Auroraは2021年後半にインストールが始まり、2022年末に検収が終わる予定になった

Knights Hillの開発中止は
10nmプロセスの遅延が原因

 さて、ここまでは表向きの話である。裏向きというか本当はどうかといえば、インテルが2018年までにKnights Hillを提供するのが絶望的であり、システムを期限までに納入できるめどが立たなくなった、と認識されている。実際Damkroger氏の言及が事実だとしても、Knights Hillを中止する理由はどこにもないからだ。

 すでにKnighs LandingベースのXeon Phiが多くのシステムで利用されているわけで、もしKnights Hillに問題がないのであれば、Aurora以外のシステムでこれは多く利用されることになるだろう。

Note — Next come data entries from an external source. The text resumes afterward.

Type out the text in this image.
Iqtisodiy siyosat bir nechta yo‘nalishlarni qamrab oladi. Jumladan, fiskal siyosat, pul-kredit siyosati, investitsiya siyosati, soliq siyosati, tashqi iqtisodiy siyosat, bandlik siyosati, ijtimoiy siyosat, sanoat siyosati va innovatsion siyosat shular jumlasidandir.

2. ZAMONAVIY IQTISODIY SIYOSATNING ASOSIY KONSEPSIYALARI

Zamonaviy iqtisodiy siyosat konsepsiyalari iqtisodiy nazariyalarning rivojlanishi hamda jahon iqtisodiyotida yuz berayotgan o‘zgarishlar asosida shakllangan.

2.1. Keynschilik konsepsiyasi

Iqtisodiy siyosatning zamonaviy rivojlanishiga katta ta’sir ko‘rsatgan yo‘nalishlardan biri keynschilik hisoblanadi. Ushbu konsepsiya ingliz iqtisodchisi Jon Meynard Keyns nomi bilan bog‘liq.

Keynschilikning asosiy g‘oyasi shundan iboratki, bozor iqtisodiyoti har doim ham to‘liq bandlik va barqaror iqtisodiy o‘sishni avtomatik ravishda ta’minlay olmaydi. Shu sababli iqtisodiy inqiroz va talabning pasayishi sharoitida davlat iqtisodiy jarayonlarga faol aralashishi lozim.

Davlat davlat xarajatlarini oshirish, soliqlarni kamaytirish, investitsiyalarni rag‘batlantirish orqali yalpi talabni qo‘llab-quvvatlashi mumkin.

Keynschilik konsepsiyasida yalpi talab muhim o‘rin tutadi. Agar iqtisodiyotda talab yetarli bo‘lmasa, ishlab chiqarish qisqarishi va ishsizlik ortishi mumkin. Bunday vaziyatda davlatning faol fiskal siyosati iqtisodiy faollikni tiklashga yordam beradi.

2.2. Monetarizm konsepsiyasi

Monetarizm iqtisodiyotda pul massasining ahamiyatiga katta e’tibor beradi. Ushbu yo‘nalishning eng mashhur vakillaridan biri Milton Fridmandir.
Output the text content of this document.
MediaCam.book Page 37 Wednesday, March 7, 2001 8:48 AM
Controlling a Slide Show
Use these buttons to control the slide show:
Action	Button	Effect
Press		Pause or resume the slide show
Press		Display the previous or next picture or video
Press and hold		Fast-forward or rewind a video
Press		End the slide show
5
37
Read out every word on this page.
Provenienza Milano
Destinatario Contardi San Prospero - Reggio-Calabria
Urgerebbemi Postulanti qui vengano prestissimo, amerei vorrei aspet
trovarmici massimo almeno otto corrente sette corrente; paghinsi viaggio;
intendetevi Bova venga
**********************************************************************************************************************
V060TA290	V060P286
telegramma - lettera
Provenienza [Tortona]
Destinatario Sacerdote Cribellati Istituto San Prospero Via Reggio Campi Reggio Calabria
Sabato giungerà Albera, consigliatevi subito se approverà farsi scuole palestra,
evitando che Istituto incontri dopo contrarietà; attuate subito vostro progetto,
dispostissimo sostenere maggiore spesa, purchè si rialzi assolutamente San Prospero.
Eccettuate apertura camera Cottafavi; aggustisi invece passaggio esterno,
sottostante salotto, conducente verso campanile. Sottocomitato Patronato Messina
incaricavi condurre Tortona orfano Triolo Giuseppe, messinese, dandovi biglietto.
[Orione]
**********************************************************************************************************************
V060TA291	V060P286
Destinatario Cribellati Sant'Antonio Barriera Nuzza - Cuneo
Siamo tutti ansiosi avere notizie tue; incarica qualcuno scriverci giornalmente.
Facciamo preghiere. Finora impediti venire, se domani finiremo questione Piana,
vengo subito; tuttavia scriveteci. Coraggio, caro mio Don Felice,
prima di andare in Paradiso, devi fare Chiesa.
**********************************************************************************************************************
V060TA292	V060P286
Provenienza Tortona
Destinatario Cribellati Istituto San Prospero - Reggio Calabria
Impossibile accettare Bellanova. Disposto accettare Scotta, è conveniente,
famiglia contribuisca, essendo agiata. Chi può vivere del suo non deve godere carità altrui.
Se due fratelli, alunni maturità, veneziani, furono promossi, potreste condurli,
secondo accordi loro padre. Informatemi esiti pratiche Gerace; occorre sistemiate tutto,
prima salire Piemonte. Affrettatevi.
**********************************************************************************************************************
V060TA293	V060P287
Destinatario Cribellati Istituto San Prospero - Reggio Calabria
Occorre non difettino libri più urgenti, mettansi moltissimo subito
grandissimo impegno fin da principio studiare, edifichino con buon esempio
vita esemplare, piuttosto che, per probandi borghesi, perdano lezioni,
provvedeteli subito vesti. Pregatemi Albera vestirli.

 どこにも中止する理由はないし、逆に中止してしまうと、現在Knights Landingを使っているシステムのアップグレードパスが当面途切れてしまうことになる。というより途切れることが決定してしまった。

 ではなぜインテルがKnights Hillの開発に失敗したかといえば、おそらく10nmプロセスの開発の遅延のためだろう。連載429回でも書いたが、そもそも10nm世代がまるまる1年遅延なので、どんなに急いでもKnights Hillが登場するのは2019年以降ということになる。これは、いくらなんでも遅すぎる。

 すでにNVIDIAはVolta世代で7.8TFLOPS(DP)/15.7TFLOPS(SP)の演算性能を誇っている。一方Knights HillはDPで5TFLOPS以上、という数字が示されてはいるが、Voltaに追いつくところまでは行っていない。

 しかも2019年ということでは、NVIDIAにしてもVoltaの次が出ているあたりで、差はさらに開くことになるだろう。こうなると、商品価値そのものが疑われかねないことになる。Knights Hillを中止した理由は、おそらくこのあたりにあるのだろう。

 PSCはなぜこれを受け入れたかといえば、現実問題としてインテル/Crayにキャンセルを出したとして、代案をもう一度出して、入札をして……の過程を繰り返したところで、2018~2019年にシステムが間に合う可能性はない。

 またCoralそのものの提案を出し直すと、IBM/NVIDIA連合によるSummit/Sierraの契約にも影響が出かねない。ある意味苦肉の策だったのではないかと思う。

 同種の話はASCIのときにもあった。ASCI Qは当初30TFLOPSを狙ったはずが、いつの間にか20TFLOPSに性能が切り下がったりしているあたり、よく言えば柔軟な対応、悪く言えばずぶずぶというあたりだろうか。今回も同種の話だったのだろうと想像される。